Impuissants. Et pris dans l’engrenage de l’horreur qui risque, chaque jour, de s’exporter sur leur continent, par le biais des attentats terroristes et des fractures entre communautés. Telle est la situation de la plupart des pays du Vieux Continent, à commencer par les 27 États membres de l’Union européenne, pourtant premier contributeur d’aide humanitaire aux Palestiniens, pour un montant de 1,2 milliards d’euros entre 2020 et 2024.
Cette réalité diplomatique a été soulignée crûment par la visite en Israël d’Ursula von der Leyen le 14 octobre, suivie d’une conférence de presse commune avec le premier ministre Benyamin Netanyahu.
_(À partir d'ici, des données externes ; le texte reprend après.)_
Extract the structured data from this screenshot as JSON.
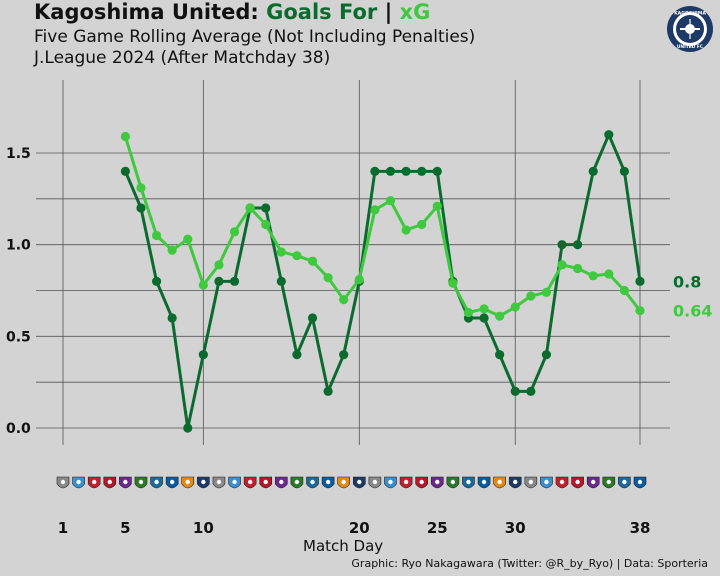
{
  "header": {
    "title_team": "Kagoshima United:",
    "title_goals": "Goals For",
    "title_sep": "|",
    "title_xg": "xG",
    "subtitle": "Five Game Rolling Average (Not Including Penalties)",
    "subtitle2": "J.League 2024 (After Matchday 38)"
  },
  "logo": {
    "icon": "kagoshima-united-crest-icon",
    "text_top": "KAGOSHIMA",
    "text_bottom": "UNITED FC"
  },
  "credit": "Graphic: Ryo Nakagawara (Twitter: @R_by_Ryo) | Data: Sporteria",
  "colors": {
    "goals": "#0b6b2e",
    "xg": "#3ec93e",
    "background": "#d3d3d3",
    "grid": "#555555"
  },
  "opponent_badges": "one small club-crest icon per matchday 1–38 along the x-axis",
  "chart_data": {
    "type": "line",
    "xlabel": "Match Day",
    "ylabel": "",
    "xlim": [
      1,
      38
    ],
    "ylim": [
      0,
      1.6
    ],
    "x_ticks": [
      1,
      5,
      10,
      20,
      25,
      30,
      38
    ],
    "y_ticks": [
      0.0,
      0.5,
      1.0,
      1.5
    ],
    "y_tick_labels": [
      "0.0",
      "0.5",
      "1.0",
      "1.5"
    ],
    "grid": true,
    "series": [
      {
        "name": "Goals For",
        "color": "#0b6b2e",
        "x": [
          5,
          6,
          7,
          8,
          9,
          10,
          11,
          12,
          13,
          14,
          15,
          16,
          17,
          18,
          19,
          20,
          21,
          22,
          23,
          24,
          25,
          26,
          27,
          28,
          29,
          30,
          31,
          32,
          33,
          34,
          35,
          36,
          37,
          38
        ],
        "values": [
          1.4,
          1.2,
          0.8,
          0.6,
          0.0,
          0.4,
          0.8,
          0.8,
          1.2,
          1.2,
          0.8,
          0.4,
          0.6,
          0.2,
          0.4,
          0.8,
          1.4,
          1.4,
          1.4,
          1.4,
          1.4,
          0.8,
          0.6,
          0.6,
          0.4,
          0.2,
          0.2,
          0.4,
          1.0,
          1.0,
          1.4,
          1.6,
          1.4,
          0.8
        ],
        "end_label": "0.8"
      },
      {
        "name": "xG",
        "color": "#3ec93e",
        "x": [
          5,
          6,
          7,
          8,
          9,
          10,
          11,
          12,
          13,
          14,
          15,
          16,
          17,
          18,
          19,
          20,
          21,
          22,
          23,
          24,
          25,
          26,
          27,
          28,
          29,
          30,
          31,
          32,
          33,
          34,
          35,
          36,
          37,
          38
        ],
        "values": [
          1.59,
          1.31,
          1.05,
          0.97,
          1.03,
          0.78,
          0.89,
          1.07,
          1.2,
          1.11,
          0.96,
          0.94,
          0.91,
          0.82,
          0.7,
          0.81,
          1.19,
          1.24,
          1.08,
          1.11,
          1.21,
          0.79,
          0.63,
          0.65,
          0.61,
          0.66,
          0.72,
          0.74,
          0.89,
          0.87,
          0.83,
          0.84,
          0.75,
          0.64
        ],
        "end_label": "0.64"
      }
    ]
  }
}
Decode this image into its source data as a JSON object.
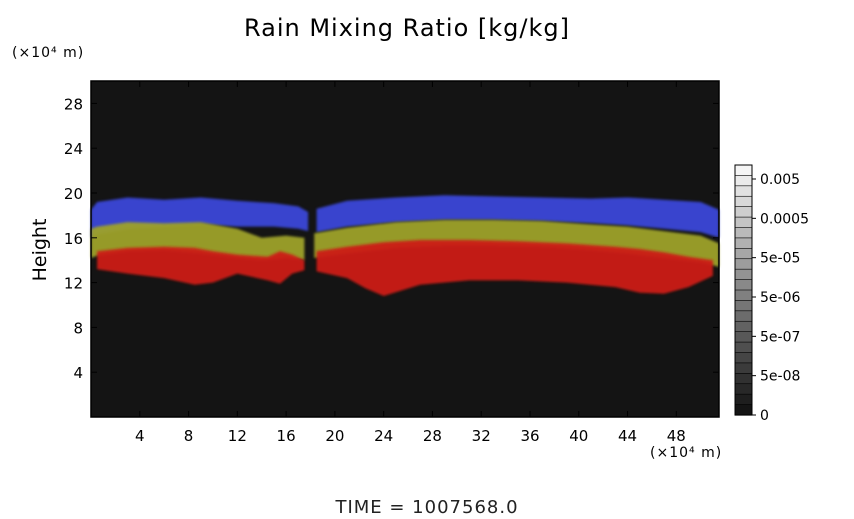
{
  "chart_data": {
    "type": "heatmap",
    "title": "Rain Mixing Ratio [kg/kg]",
    "ylabel": "Height",
    "y_unit": "(×10⁴ m)",
    "x_unit": "(×10⁴ m)",
    "footer": "TIME = 1007568.0",
    "xlim": [
      0,
      51.5
    ],
    "ylim": [
      0,
      30
    ],
    "x_ticks": [
      4,
      8,
      12,
      16,
      20,
      24,
      28,
      32,
      36,
      40,
      44,
      48
    ],
    "y_ticks": [
      4,
      8,
      12,
      16,
      20,
      24,
      28
    ],
    "colorbar": {
      "tick_labels": [
        "0.005",
        "0.0005",
        "5e-05",
        "5e-06",
        "5e-07",
        "5e-08",
        "0"
      ]
    },
    "background_color": "#141414",
    "layers": [
      {
        "color": "#3a46d8",
        "segments": [
          {
            "x": [
              0,
              0.5,
              3,
              6,
              9,
              12,
              15,
              17,
              17.8
            ],
            "top": [
              18.5,
              19.2,
              19.6,
              19.4,
              19.6,
              19.3,
              19.1,
              18.8,
              18.3
            ],
            "bottom": [
              16.0,
              16.3,
              16.8,
              17.0,
              17.2,
              17.0,
              17.0,
              16.8,
              16.6
            ]
          },
          {
            "x": [
              18.5,
              21,
              25,
              29,
              33,
              37,
              41,
              44,
              47,
              50,
              51.5
            ],
            "top": [
              18.6,
              19.3,
              19.6,
              19.8,
              19.7,
              19.6,
              19.5,
              19.6,
              19.4,
              19.2,
              18.5
            ],
            "bottom": [
              16.5,
              17.0,
              17.4,
              17.6,
              17.6,
              17.5,
              17.3,
              17.1,
              16.8,
              16.5,
              16.0
            ]
          }
        ]
      },
      {
        "color": "#9ea22a",
        "segments": [
          {
            "x": [
              0,
              0.5,
              3,
              6,
              9,
              12,
              14,
              16,
              17.5
            ],
            "top": [
              16.8,
              17.0,
              17.4,
              17.3,
              17.4,
              16.8,
              16.0,
              16.2,
              16.0
            ],
            "bottom": [
              14.2,
              14.4,
              14.8,
              14.9,
              14.6,
              14.2,
              14.0,
              14.2,
              14.0
            ]
          },
          {
            "x": [
              18.3,
              21,
              25,
              29,
              33,
              37,
              41,
              44,
              47,
              50,
              51.5
            ],
            "top": [
              16.4,
              16.9,
              17.4,
              17.6,
              17.6,
              17.5,
              17.2,
              17.0,
              16.6,
              16.2,
              15.5
            ],
            "bottom": [
              14.2,
              14.6,
              15.1,
              15.3,
              15.3,
              15.2,
              14.9,
              14.6,
              14.2,
              13.8,
              13.4
            ]
          }
        ]
      },
      {
        "color": "#cc1a14",
        "segments": [
          {
            "x": [
              0.5,
              3,
              6,
              8.5,
              10,
              12,
              14.5,
              15.5,
              16.5,
              17.5
            ],
            "top": [
              14.8,
              15.1,
              15.2,
              15.1,
              14.8,
              14.5,
              14.3,
              14.8,
              14.5,
              14.0
            ],
            "bottom": [
              13.2,
              12.8,
              12.4,
              11.8,
              12.0,
              12.8,
              12.2,
              11.9,
              12.8,
              13.1
            ]
          },
          {
            "x": [
              18.5,
              21,
              22.5,
              24,
              27,
              31,
              35,
              39,
              43,
              45,
              47,
              49,
              51
            ],
            "top": [
              14.8,
              15.2,
              15.4,
              15.6,
              15.8,
              15.8,
              15.7,
              15.5,
              15.2,
              15.0,
              14.7,
              14.3,
              14.0
            ],
            "bottom": [
              13.0,
              12.4,
              11.5,
              10.8,
              11.8,
              12.2,
              12.2,
              12.0,
              11.6,
              11.1,
              11.0,
              11.6,
              12.6
            ]
          }
        ]
      }
    ]
  }
}
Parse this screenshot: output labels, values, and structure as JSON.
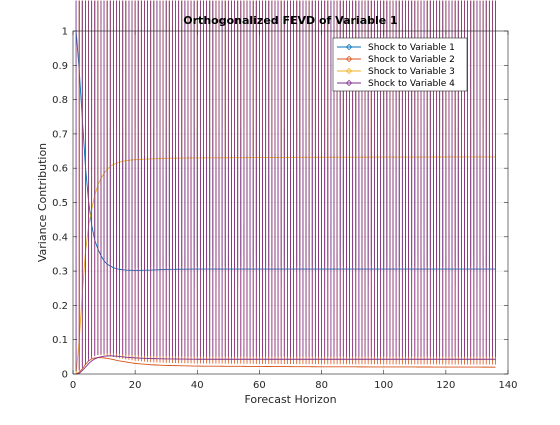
{
  "chart_data": {
    "type": "line",
    "title": "Orthogonalized FEVD of Variable 1",
    "xlabel": "Forecast Horizon",
    "ylabel": "Variance Contribution",
    "xlim": [
      0,
      140
    ],
    "ylim": [
      0,
      1
    ],
    "xticks": [
      0,
      20,
      40,
      60,
      80,
      100,
      120,
      140
    ],
    "yticks": [
      0,
      0.1,
      0.2,
      0.3,
      0.4,
      0.5,
      0.6,
      0.7,
      0.8,
      0.9,
      1
    ],
    "xtick_labels": [
      "0",
      "20",
      "40",
      "60",
      "80",
      "100",
      "120",
      "140"
    ],
    "ytick_labels": [
      "0",
      "0.1",
      "0.2",
      "0.3",
      "0.4",
      "0.5",
      "0.6",
      "0.7",
      "0.8",
      "0.9",
      "1"
    ],
    "grid": true,
    "legend_position": "top-right",
    "marker": "diamond",
    "x_range": [
      1,
      136
    ],
    "series": [
      {
        "name": "Shock to Variable 1",
        "color": "#0072BD",
        "key_points": [
          [
            1,
            1.0
          ],
          [
            2,
            0.885
          ],
          [
            3,
            0.745
          ],
          [
            4,
            0.605
          ],
          [
            5,
            0.505
          ],
          [
            6,
            0.435
          ],
          [
            7,
            0.39
          ],
          [
            8,
            0.365
          ],
          [
            9,
            0.345
          ],
          [
            10,
            0.33
          ],
          [
            11,
            0.32
          ],
          [
            12,
            0.315
          ],
          [
            13,
            0.31
          ],
          [
            14,
            0.307
          ],
          [
            15,
            0.305
          ],
          [
            17,
            0.303
          ],
          [
            20,
            0.302
          ],
          [
            25,
            0.303
          ],
          [
            30,
            0.305
          ],
          [
            40,
            0.306
          ],
          [
            136,
            0.306
          ]
        ]
      },
      {
        "name": "Shock to Variable 2",
        "color": "#D95319",
        "key_points": [
          [
            1,
            0.0
          ],
          [
            2,
            0.005
          ],
          [
            3,
            0.015
          ],
          [
            4,
            0.028
          ],
          [
            5,
            0.038
          ],
          [
            6,
            0.044
          ],
          [
            7,
            0.047
          ],
          [
            8,
            0.048
          ],
          [
            10,
            0.047
          ],
          [
            12,
            0.044
          ],
          [
            15,
            0.038
          ],
          [
            20,
            0.031
          ],
          [
            25,
            0.027
          ],
          [
            30,
            0.025
          ],
          [
            40,
            0.023
          ],
          [
            60,
            0.022
          ],
          [
            80,
            0.021
          ],
          [
            136,
            0.02
          ]
        ]
      },
      {
        "name": "Shock to Variable 3",
        "color": "#EDB120",
        "key_points": [
          [
            1,
            0.0
          ],
          [
            2,
            0.1
          ],
          [
            3,
            0.235
          ],
          [
            4,
            0.355
          ],
          [
            5,
            0.43
          ],
          [
            6,
            0.48
          ],
          [
            7,
            0.52
          ],
          [
            8,
            0.55
          ],
          [
            9,
            0.57
          ],
          [
            10,
            0.585
          ],
          [
            11,
            0.597
          ],
          [
            12,
            0.605
          ],
          [
            13,
            0.611
          ],
          [
            15,
            0.618
          ],
          [
            17,
            0.622
          ],
          [
            20,
            0.625
          ],
          [
            25,
            0.627
          ],
          [
            30,
            0.629
          ],
          [
            40,
            0.63
          ],
          [
            60,
            0.631
          ],
          [
            80,
            0.632
          ],
          [
            136,
            0.633
          ]
        ]
      },
      {
        "name": "Shock to Variable 4",
        "color": "#7E2F8E",
        "key_points": [
          [
            1,
            0.0
          ],
          [
            2,
            0.002
          ],
          [
            3,
            0.01
          ],
          [
            4,
            0.02
          ],
          [
            5,
            0.03
          ],
          [
            6,
            0.038
          ],
          [
            7,
            0.044
          ],
          [
            8,
            0.048
          ],
          [
            10,
            0.052
          ],
          [
            12,
            0.053
          ],
          [
            14,
            0.052
          ],
          [
            17,
            0.049
          ],
          [
            20,
            0.047
          ],
          [
            25,
            0.045
          ],
          [
            30,
            0.044
          ],
          [
            40,
            0.043
          ],
          [
            60,
            0.043
          ],
          [
            136,
            0.043
          ]
        ]
      }
    ]
  }
}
La présidente allemande de la Commission a dû s’expliquer, mercredi 18 octobre, devant le parlement européen à Strasbourg.
Elle avait été «recadrée» la veille par plusieurs Chefs d’État ou de gouvernement lors d’un sommet en visioconférence. De quoi alimenter l’idée d’une Europe prise au piège du Proche-Orient, avant le sommet Etats-Unis/Union européenne prévu ce vendredi à Washington, où Joe Biden recevra Mme von der Leyen et le président du Conseil européen (le représentant des États membres) Charles Michel.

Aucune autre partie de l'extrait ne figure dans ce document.